Stearns School Road Bridge replaced in ongoing Illinois Tollway upgrade
The multi-year, multi-billion-dollar project to upgrade the Illinois Tollway made its way to Gurnee, Illinois, this summer and the aging Stearns School Road Bridge, which goes over I-94. Work called for replacing the 70-year-old bridge with a new three-lane precast concrete structure that also includes access for bicyclists and pedestrians.
Metropolitan Steel handled bridge construction, with Dunnet Bay Construction as general contractor. Metropolitan Steel secured cranes and operators from Central Contractors Service, a member of the ALL Family of Companies.
Central Contractors Service supplied a 250-USt Linkbelt TCC-2500 hydraulic crawler and 550-USt Liebherr LTM 1450-8.1 all terrain (AT) crane for the four-day project.
Scope of work called for 18 precast girders to be set, each 139 feet long and weighing approximately 158,000 pounds. Setting each girder required a dual pick, with the Link-Belt TCC-2500 crawler positioned in the median on I-94 below and the Liebherr LTM 1450 above on the bridge abutment.
Girders were trucked to the site on I-94, with the truck pulling as far onto the shoulder as possible. “These were large girders that took up half the highway,” said Dave Budzius, project manager for Metropolitan Steel. “The key was maintaining masterful logistics — get the girders in, make the pick, offload, swing, walk, and set.”
Two crane operators from Central Contractors Service executed the meticulous process of picking and setting. First, the rigging crew prepared the girder for the lift. The Liebherr AT, positioned above on the abutment, connected first. Then the crawler, in the median below, picked the back end of the piece. Next, the operators would swing the girder in tandem, then the crawler had to walk up to place the girder in its final position.
Budzius said the hydraulic crawler’s ability to boom down while walking was advantageous for this project. “It has the capacity and ability to walk with weight on the hook just like a lattice boom, but can get into tighter spots due to the ability to lower the boom. With a lattice boom, obviously, you’re at a fixed height. That added flexibility made the lifts go that much more smoothly.”
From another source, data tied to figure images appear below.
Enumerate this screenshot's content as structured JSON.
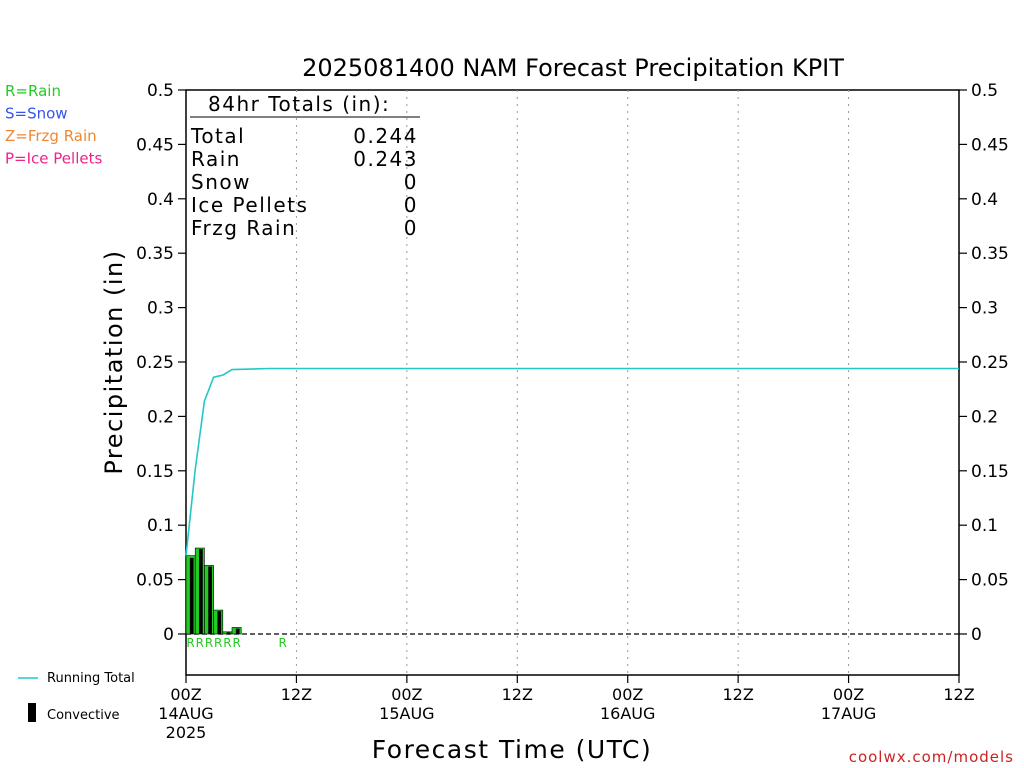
{
  "title": "2025081400 NAM Forecast Precipitation KPIT",
  "watermark": "coolwx.com/models",
  "ylabel": "Precipitation (in)",
  "xlabel": "Forecast Time (UTC)",
  "type_legend": [
    {
      "label": "R=Rain",
      "color": "#22cc22"
    },
    {
      "label": "S=Snow",
      "color": "#3355ee"
    },
    {
      "label": "Z=Frzg Rain",
      "color": "#ee8833"
    },
    {
      "label": "P=Ice Pellets",
      "color": "#ee2288"
    }
  ],
  "series_legend": {
    "running_total": "Running Total",
    "convective": "Convective"
  },
  "totals": {
    "header": "84hr Totals (in):",
    "rows": [
      {
        "label": "Total",
        "value": "0.244"
      },
      {
        "label": "Rain",
        "value": "0.243"
      },
      {
        "label": "Snow",
        "value": "0"
      },
      {
        "label": "Ice Pellets",
        "value": "0"
      },
      {
        "label": "Frzg Rain",
        "value": "0"
      }
    ]
  },
  "colors": {
    "running_total": "#22c8c8",
    "bar": "#22cc22",
    "convective": "#000000",
    "rain_marker": "#22cc22",
    "watermark": "#cc2222"
  },
  "chart_data": {
    "type": "bar",
    "xlim": [
      0,
      84
    ],
    "ylim": [
      0,
      0.5
    ],
    "yticks": [
      {
        "v": 0,
        "label": "0"
      },
      {
        "v": 0.05,
        "label": "0.05"
      },
      {
        "v": 0.1,
        "label": "0.1"
      },
      {
        "v": 0.15,
        "label": "0.15"
      },
      {
        "v": 0.2,
        "label": "0.2"
      },
      {
        "v": 0.25,
        "label": "0.25"
      },
      {
        "v": 0.3,
        "label": "0.3"
      },
      {
        "v": 0.35,
        "label": "0.35"
      },
      {
        "v": 0.4,
        "label": "0.4"
      },
      {
        "v": 0.45,
        "label": "0.45"
      },
      {
        "v": 0.5,
        "label": "0.5"
      }
    ],
    "xticks": [
      {
        "h": 0,
        "lines": [
          "00Z",
          "14AUG",
          "2025"
        ]
      },
      {
        "h": 12,
        "lines": [
          "12Z"
        ]
      },
      {
        "h": 24,
        "lines": [
          "00Z",
          "15AUG"
        ]
      },
      {
        "h": 36,
        "lines": [
          "12Z"
        ]
      },
      {
        "h": 48,
        "lines": [
          "00Z",
          "16AUG"
        ]
      },
      {
        "h": 60,
        "lines": [
          "12Z"
        ]
      },
      {
        "h": 72,
        "lines": [
          "00Z",
          "17AUG"
        ]
      },
      {
        "h": 84,
        "lines": [
          "12Z"
        ]
      }
    ],
    "hourly_bars": [
      {
        "h": 1,
        "total": 0.072,
        "convective": 0.07
      },
      {
        "h": 2,
        "total": 0.079,
        "convective": 0.078
      },
      {
        "h": 3,
        "total": 0.063,
        "convective": 0.062
      },
      {
        "h": 4,
        "total": 0.022,
        "convective": 0.021
      },
      {
        "h": 5,
        "total": 0.002,
        "convective": 0.0015
      },
      {
        "h": 6,
        "total": 0.006,
        "convective": 0.005
      }
    ],
    "running_total": [
      {
        "h": 0,
        "v": 0.072
      },
      {
        "h": 1,
        "v": 0.151
      },
      {
        "h": 2,
        "v": 0.214
      },
      {
        "h": 3,
        "v": 0.236
      },
      {
        "h": 4,
        "v": 0.238
      },
      {
        "h": 5,
        "v": 0.243
      },
      {
        "h": 9,
        "v": 0.244
      },
      {
        "h": 84,
        "v": 0.244
      }
    ],
    "type_markers": [
      {
        "h": 1,
        "label": "R"
      },
      {
        "h": 2,
        "label": "R"
      },
      {
        "h": 3,
        "label": "R"
      },
      {
        "h": 4,
        "label": "R"
      },
      {
        "h": 5,
        "label": "R"
      },
      {
        "h": 6,
        "label": "R"
      },
      {
        "h": 11,
        "label": "R"
      }
    ]
  }
}
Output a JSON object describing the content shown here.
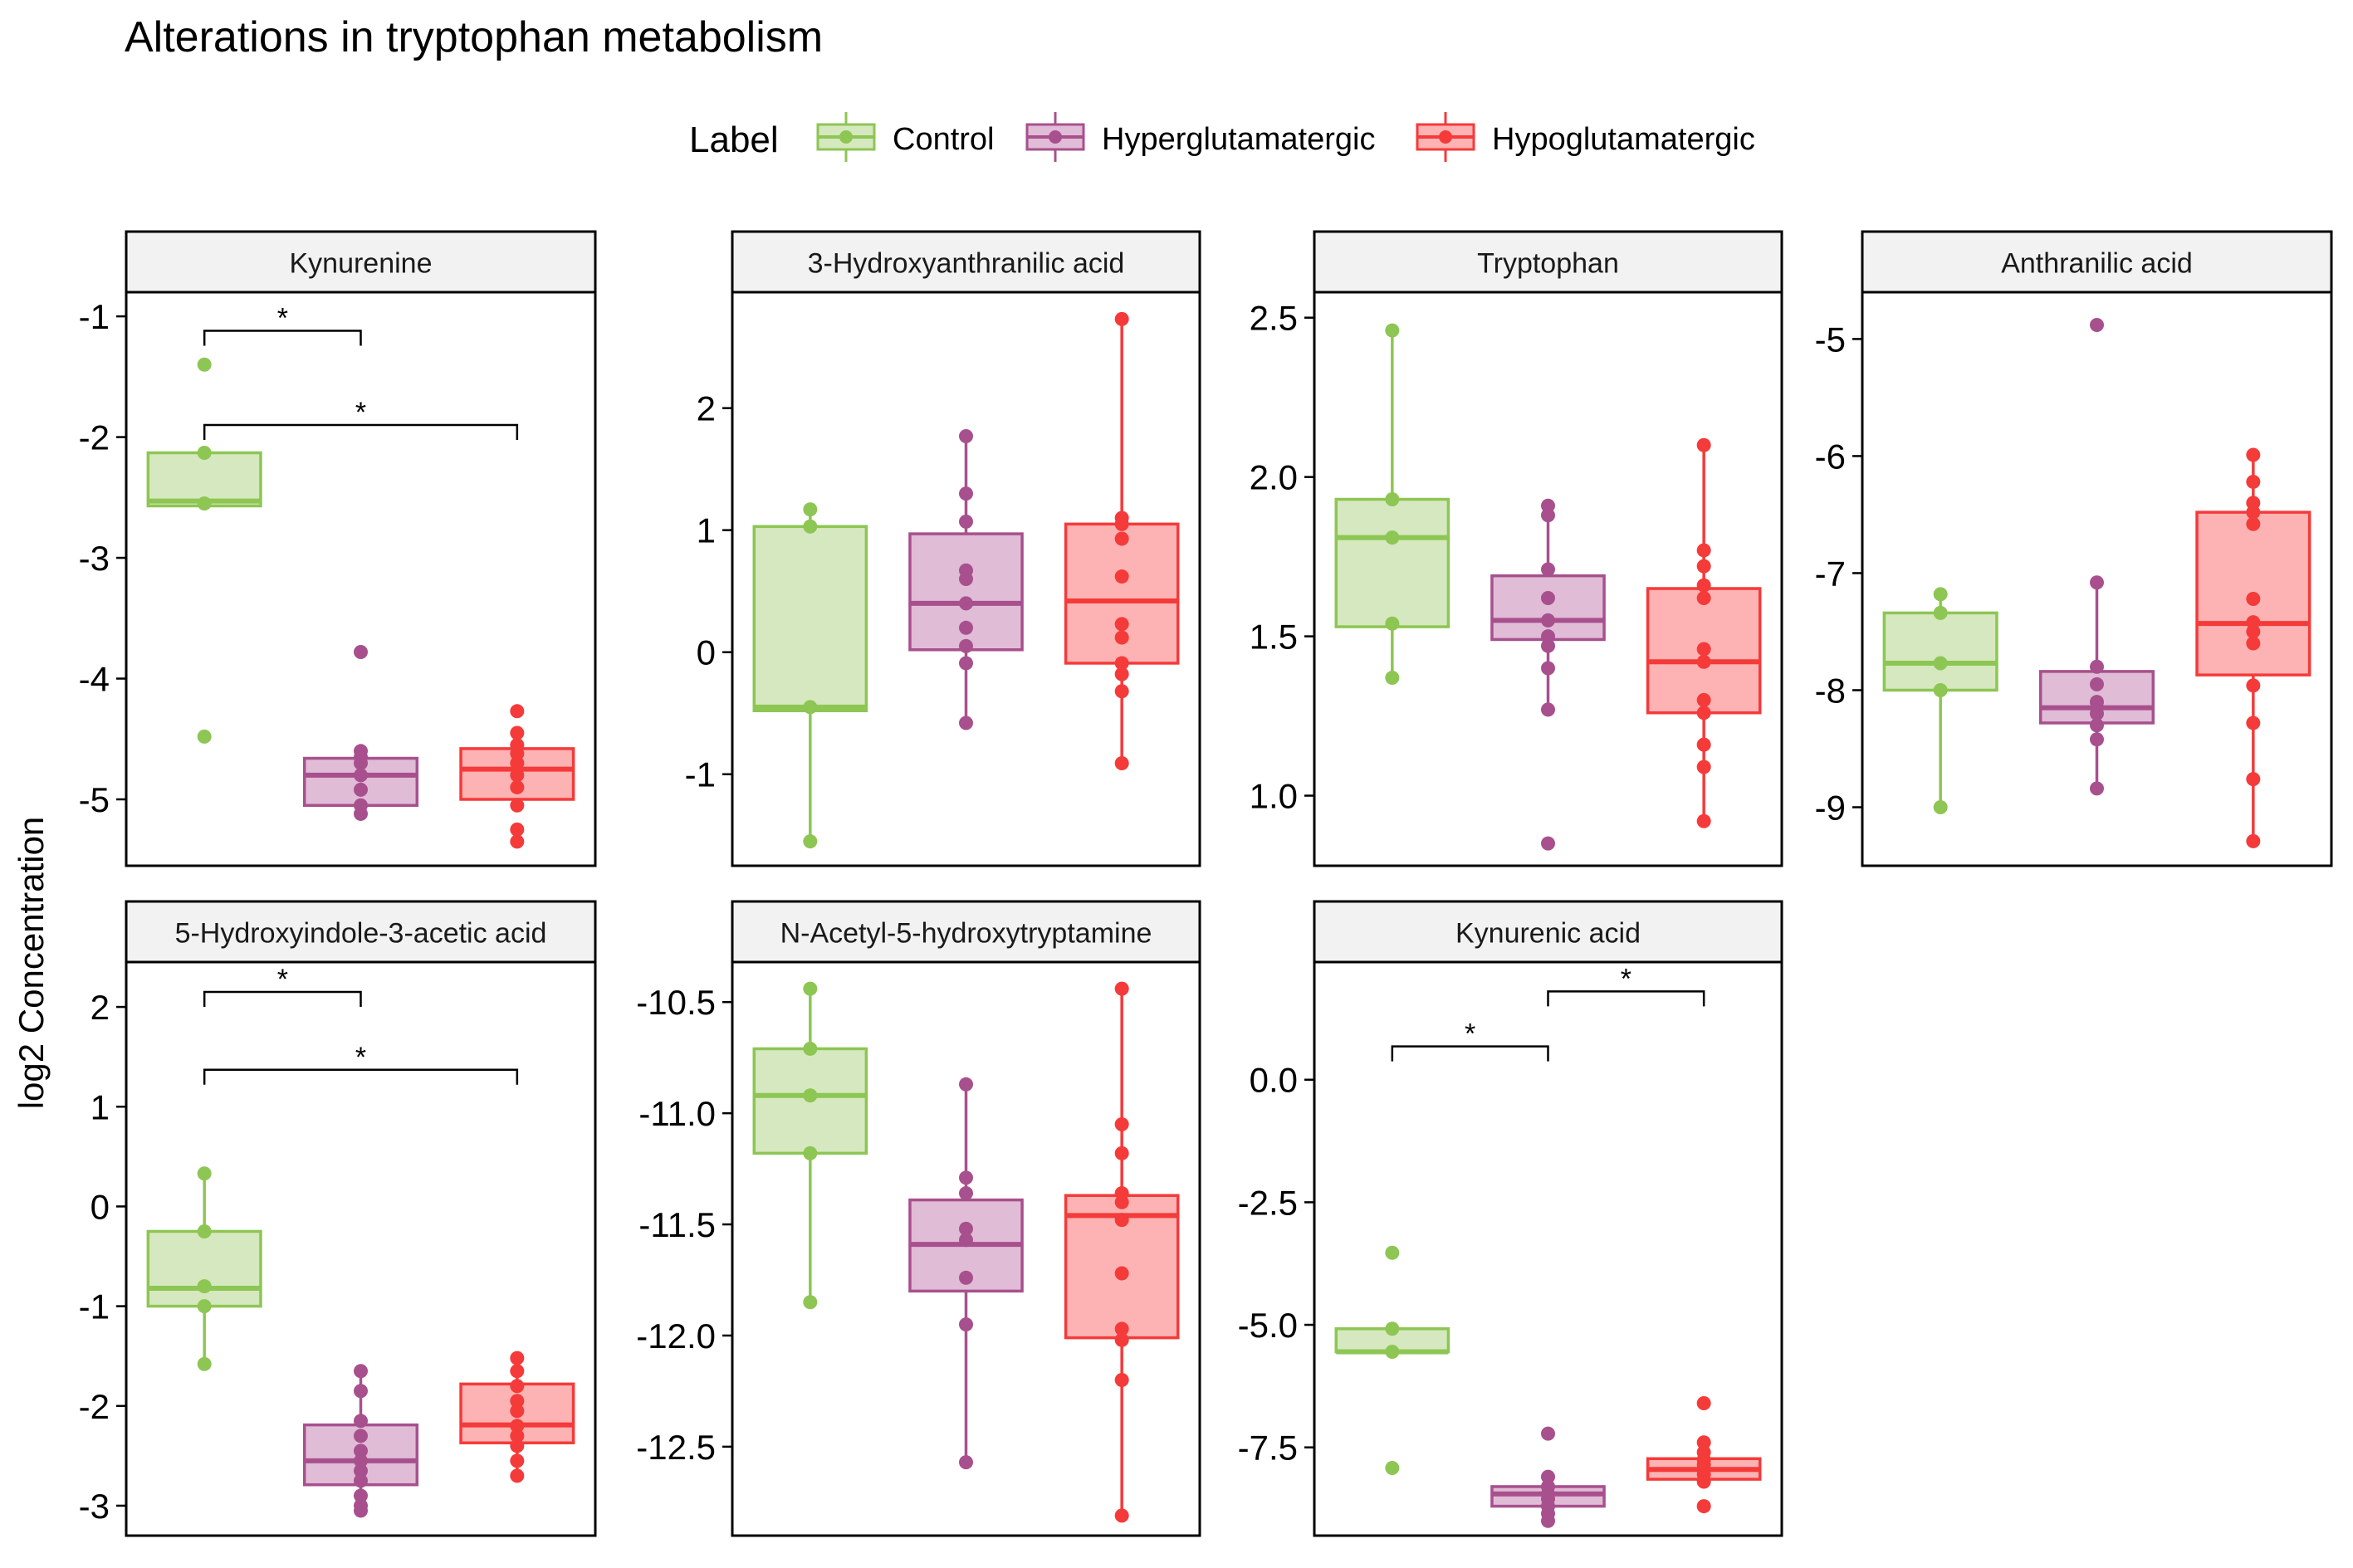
{
  "chart_data": {
    "type": "boxplot",
    "title": "Alterations in tryptophan metabolism",
    "ylabel": "log2 Concentration",
    "xlabel": "",
    "legend": {
      "title": "Label",
      "position": "top",
      "entries": [
        "Control",
        "Hyperglutamatergic",
        "Hypoglutamatergic"
      ]
    },
    "groups": [
      "Control",
      "Hyperglutamatergic",
      "Hypoglutamatergic"
    ],
    "colors": {
      "Control": {
        "line": "#8DC653",
        "fill": "#D5E8BF"
      },
      "Hyperglutamatergic": {
        "line": "#A8508E",
        "fill": "#E0BCD6"
      },
      "Hypoglutamatergic": {
        "line": "#F53A3A",
        "fill": "#FDB3B3"
      }
    },
    "grid": false,
    "panels": [
      {
        "name": "Kynurenine",
        "ylim": [
          -5.55,
          -0.8
        ],
        "yticks": [
          -1,
          -2,
          -3,
          -4,
          -5
        ],
        "boxes": [
          {
            "q1": -2.57,
            "median": -2.53,
            "q3": -2.13,
            "lo": -2.57,
            "hi": -2.13
          },
          {
            "q1": -5.05,
            "median": -4.8,
            "q3": -4.66,
            "lo": -5.05,
            "hi": -4.66
          },
          {
            "q1": -5.0,
            "median": -4.75,
            "q3": -4.58,
            "lo": -5.0,
            "hi": -4.58
          }
        ],
        "points": [
          [
            -1.4,
            -2.13,
            -2.55,
            -4.48
          ],
          [
            -3.78,
            -4.6,
            -4.65,
            -4.7,
            -4.8,
            -4.92,
            -5.05,
            -5.12
          ],
          [
            -4.27,
            -4.45,
            -4.55,
            -4.62,
            -4.7,
            -4.8,
            -4.9,
            -5.05,
            -5.25,
            -5.35
          ]
        ],
        "brackets": [
          {
            "from": 0,
            "to": 1,
            "y": -1.12,
            "label": "*"
          },
          {
            "from": 0,
            "to": 2,
            "y": -1.9,
            "label": "*"
          }
        ]
      },
      {
        "name": "3-Hydroxyanthranilic acid",
        "ylim": [
          -1.75,
          2.95
        ],
        "yticks": [
          2,
          1,
          0,
          -1
        ],
        "boxes": [
          {
            "q1": -0.48,
            "median": -0.45,
            "q3": 1.03,
            "lo": -1.55,
            "hi": 1.17
          },
          {
            "q1": 0.02,
            "median": 0.4,
            "q3": 0.97,
            "lo": -0.58,
            "hi": 1.77
          },
          {
            "q1": -0.09,
            "median": 0.42,
            "q3": 1.05,
            "lo": -0.91,
            "hi": 2.73
          }
        ],
        "points": [
          [
            1.17,
            1.03,
            -0.45,
            -1.55
          ],
          [
            1.77,
            1.3,
            1.07,
            0.67,
            0.6,
            0.4,
            0.2,
            0.05,
            -0.09,
            -0.58
          ],
          [
            2.73,
            1.1,
            1.05,
            0.93,
            0.62,
            0.23,
            0.12,
            -0.09,
            -0.18,
            -0.32,
            -0.91
          ]
        ],
        "brackets": []
      },
      {
        "name": "Tryptophan",
        "ylim": [
          0.78,
          2.58
        ],
        "yticks": [
          2.5,
          2.0,
          1.5,
          1.0
        ],
        "boxes": [
          {
            "q1": 1.53,
            "median": 1.81,
            "q3": 1.93,
            "lo": 1.37,
            "hi": 2.46
          },
          {
            "q1": 1.49,
            "median": 1.55,
            "q3": 1.69,
            "lo": 1.27,
            "hi": 1.91
          },
          {
            "q1": 1.26,
            "median": 1.42,
            "q3": 1.65,
            "lo": 0.92,
            "hi": 2.1
          }
        ],
        "points": [
          [
            2.46,
            1.93,
            1.81,
            1.54,
            1.37
          ],
          [
            1.91,
            1.88,
            1.71,
            1.62,
            1.55,
            1.5,
            1.47,
            1.4,
            1.27,
            0.85
          ],
          [
            2.1,
            1.77,
            1.72,
            1.66,
            1.62,
            1.46,
            1.42,
            1.3,
            1.26,
            1.16,
            1.09,
            0.92
          ]
        ],
        "brackets": []
      },
      {
        "name": "Anthranilic acid",
        "ylim": [
          -9.5,
          -4.6
        ],
        "yticks": [
          -5,
          -6,
          -7,
          -8,
          -9
        ],
        "boxes": [
          {
            "q1": -8.0,
            "median": -7.77,
            "q3": -7.34,
            "lo": -9.0,
            "hi": -7.18
          },
          {
            "q1": -8.28,
            "median": -8.15,
            "q3": -7.84,
            "lo": -8.84,
            "hi": -7.1
          },
          {
            "q1": -7.87,
            "median": -7.43,
            "q3": -6.48,
            "lo": -9.29,
            "hi": -5.99
          }
        ],
        "points": [
          [
            -7.18,
            -7.34,
            -7.77,
            -8.0,
            -9.0
          ],
          [
            -4.88,
            -7.08,
            -7.8,
            -7.95,
            -8.1,
            -8.15,
            -8.2,
            -8.3,
            -8.42,
            -8.84
          ],
          [
            -5.99,
            -6.22,
            -6.4,
            -6.48,
            -6.58,
            -7.22,
            -7.42,
            -7.5,
            -7.6,
            -7.96,
            -8.28,
            -8.76,
            -9.29
          ]
        ],
        "brackets": []
      },
      {
        "name": "5-Hydroxyindole-3-acetic acid",
        "ylim": [
          -3.3,
          2.45
        ],
        "yticks": [
          2,
          1,
          0,
          -1,
          -2,
          -3
        ],
        "boxes": [
          {
            "q1": -1.0,
            "median": -0.82,
            "q3": -0.25,
            "lo": -1.58,
            "hi": 0.33
          },
          {
            "q1": -2.79,
            "median": -2.55,
            "q3": -2.19,
            "lo": -3.05,
            "hi": -1.65
          },
          {
            "q1": -2.37,
            "median": -2.19,
            "q3": -1.78,
            "lo": -2.72,
            "hi": -1.52
          }
        ],
        "points": [
          [
            0.33,
            -0.25,
            -0.8,
            -1.0,
            -1.58
          ],
          [
            -1.65,
            -1.85,
            -2.15,
            -2.3,
            -2.45,
            -2.55,
            -2.65,
            -2.75,
            -2.9,
            -3.0,
            -3.05
          ],
          [
            -1.52,
            -1.65,
            -1.8,
            -1.95,
            -2.05,
            -2.2,
            -2.3,
            -2.4,
            -2.55,
            -2.7
          ]
        ],
        "brackets": [
          {
            "from": 0,
            "to": 1,
            "y": 2.15,
            "label": "*"
          },
          {
            "from": 0,
            "to": 2,
            "y": 1.37,
            "label": "*"
          }
        ]
      },
      {
        "name": "N-Acetyl-5-hydroxytryptamine",
        "ylim": [
          -12.9,
          -10.32
        ],
        "yticks": [
          -10.5,
          -11.0,
          -11.5,
          -12.0,
          -12.5
        ],
        "boxes": [
          {
            "q1": -11.18,
            "median": -10.92,
            "q3": -10.71,
            "lo": -11.85,
            "hi": -10.44
          },
          {
            "q1": -11.8,
            "median": -11.59,
            "q3": -11.39,
            "lo": -12.57,
            "hi": -10.87
          },
          {
            "q1": -12.01,
            "median": -11.46,
            "q3": -11.37,
            "lo": -12.81,
            "hi": -10.44
          }
        ],
        "points": [
          [
            -10.44,
            -10.71,
            -10.92,
            -11.18,
            -11.85
          ],
          [
            -10.87,
            -11.29,
            -11.36,
            -11.52,
            -11.57,
            -11.74,
            -11.95,
            -12.57
          ],
          [
            -10.44,
            -11.05,
            -11.18,
            -11.36,
            -11.4,
            -11.48,
            -11.72,
            -11.97,
            -12.02,
            -12.2,
            -12.81
          ]
        ],
        "brackets": []
      },
      {
        "name": "Kynurenic acid",
        "ylim": [
          -9.3,
          2.4
        ],
        "yticks": [
          0.0,
          -2.5,
          -5.0,
          -7.5
        ],
        "boxes": [
          {
            "q1": -5.55,
            "median": -5.55,
            "q3": -5.08,
            "lo": -5.55,
            "hi": -5.08
          },
          {
            "q1": -8.7,
            "median": -8.45,
            "q3": -8.3,
            "lo": -8.7,
            "hi": -8.3
          },
          {
            "q1": -8.15,
            "median": -7.95,
            "q3": -7.73,
            "lo": -8.15,
            "hi": -7.73
          }
        ],
        "points": [
          [
            -3.53,
            -5.08,
            -5.55,
            -7.92
          ],
          [
            -7.22,
            -8.1,
            -8.3,
            -8.45,
            -8.55,
            -8.7,
            -8.85,
            -9.0
          ],
          [
            -6.6,
            -7.4,
            -7.6,
            -7.75,
            -7.85,
            -7.95,
            -8.05,
            -8.2,
            -8.7
          ]
        ],
        "brackets": [
          {
            "from": 1,
            "to": 2,
            "y": 1.8,
            "label": "*"
          },
          {
            "from": 0,
            "to": 1,
            "y": 0.68,
            "label": "*"
          }
        ]
      }
    ]
  }
}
Once the team got into a rhythm, Budzius estimates that, after rigging was complete, setting each girder took around 45 minutes, even with the TCC-2500 having to walk with its load. Even more impressive, work was done at night as local law enforcement directed vehicular traffic.
The four-day turnaround was tight, but easily achieved via careful planning, selection of the right equipment, and cooperative weather.
This is not the last Illinois Tollway project that Metropolitan Steel and Central Contractors Service will collaborate on. Both entities will be working on another phase of work later this summer.